Thank you, goddess of love, for the spark that lets us fight entropy.

Lovingly yours,

A devotee

Saturday, June 13, 2009


Welcome, beautiful traveler. I greet you with an armful of reassurance and a strong hand upon whatever lonely shoulder you may turn my way.

It has been my experience that people are kind of lousy at showing affection. This is not true of all people, of course. My sister and mother and brother are all pretty successfully affectionate. But I have other family members whose affections have always been conditional, and I've been involved with people at various times in my romantic life who've had difficulty showing affection.

And I myself am no wizard at warmth either. I'm bad at consoling people who've had a misfortune.

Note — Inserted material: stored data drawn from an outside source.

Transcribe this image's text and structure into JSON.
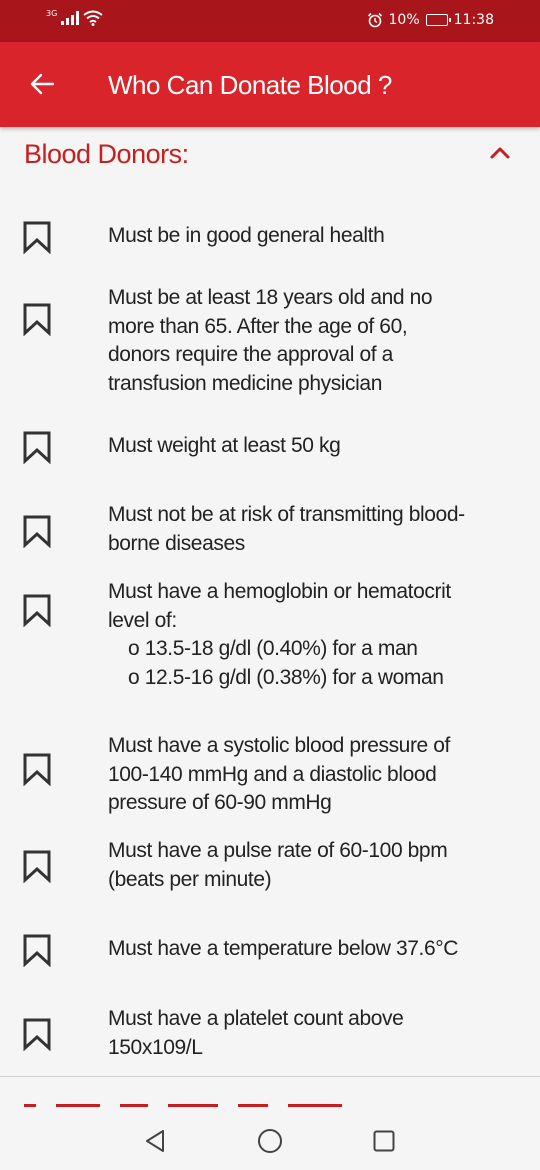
{
  "status_bar": {
    "network": "3G",
    "battery_percent": "10%",
    "time": "11:38",
    "icons": [
      "signal-icon",
      "wifi-icon",
      "alarm-icon",
      "battery-icon"
    ]
  },
  "app_bar": {
    "title": "Who Can Donate Blood ?",
    "back_icon": "arrow-left-icon",
    "background": "#d8242a"
  },
  "section": {
    "title": "Blood Donors:",
    "accent": "#c5201f",
    "collapse_icon": "chevron-up-icon"
  },
  "items": [
    {
      "lines": [
        "Must be in good general health"
      ]
    },
    {
      "lines": [
        "Must be at least 18 years old and no",
        "more than 65. After the age of 60,",
        "donors require the approval of a",
        "transfusion medicine physician"
      ]
    },
    {
      "lines": [
        "Must weight at least 50 kg"
      ]
    },
    {
      "lines": [
        "Must not be at risk of transmitting blood-",
        "borne diseases"
      ]
    },
    {
      "lines": [
        "Must have a hemoglobin or hematocrit",
        "level of:"
      ],
      "sub": [
        "o 13.5-18 g/dl (0.40%) for a man",
        "o 12.5-16 g/dl (0.38%) for a woman"
      ]
    },
    {
      "lines": [
        "Must have a systolic blood pressure of",
        "100-140 mmHg and a diastolic blood",
        "pressure of 60-90 mmHg"
      ]
    },
    {
      "lines": [
        "Must have a pulse rate of 60-100 bpm",
        "(beats per minute)"
      ]
    },
    {
      "lines": [
        "Must have a temperature below 37.6°C"
      ]
    },
    {
      "lines": [
        "Must have a platelet count above",
        "150x109/L"
      ]
    }
  ],
  "nav_bar": {
    "icons": [
      "back-triangle-icon",
      "home-circle-icon",
      "recents-square-icon"
    ]
  }
}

I can never figure out what to write when a coworker loses a family member and the sympathy card goes around for signatures. I get very nervous when saying goodbyes to people who are on that boundary between "friend" and "just an acquaintance." Do I hug them? Do I shake hands? A friend expecting a hug might find a handshake disappointing. An acquaintance expecting a handshake (or just a "see you later") might find a hug overfamiliar. This should not really be a dilemma, and yet I find it vexing on a regular basis.

Still, it seems to me that the most important thing about affection is that we try.

There is a certain good that is done to the world when a friend receives a hug at a moment when he or she really needs it, and I think that creating such a good outweighs the occasional discomfort of an acquaintance who expected only a wave and a farewell.

Yes, affection is a signal, and people can misread it, and all sorts of confusion and disarray can sometimes result. But it makes the world a warmer place, and the world could really use that.

Thank you, goddess of love, for the bravery that it sometimes takes to be affectionate, and for the glow we feel when that bravery brings light into another person's day.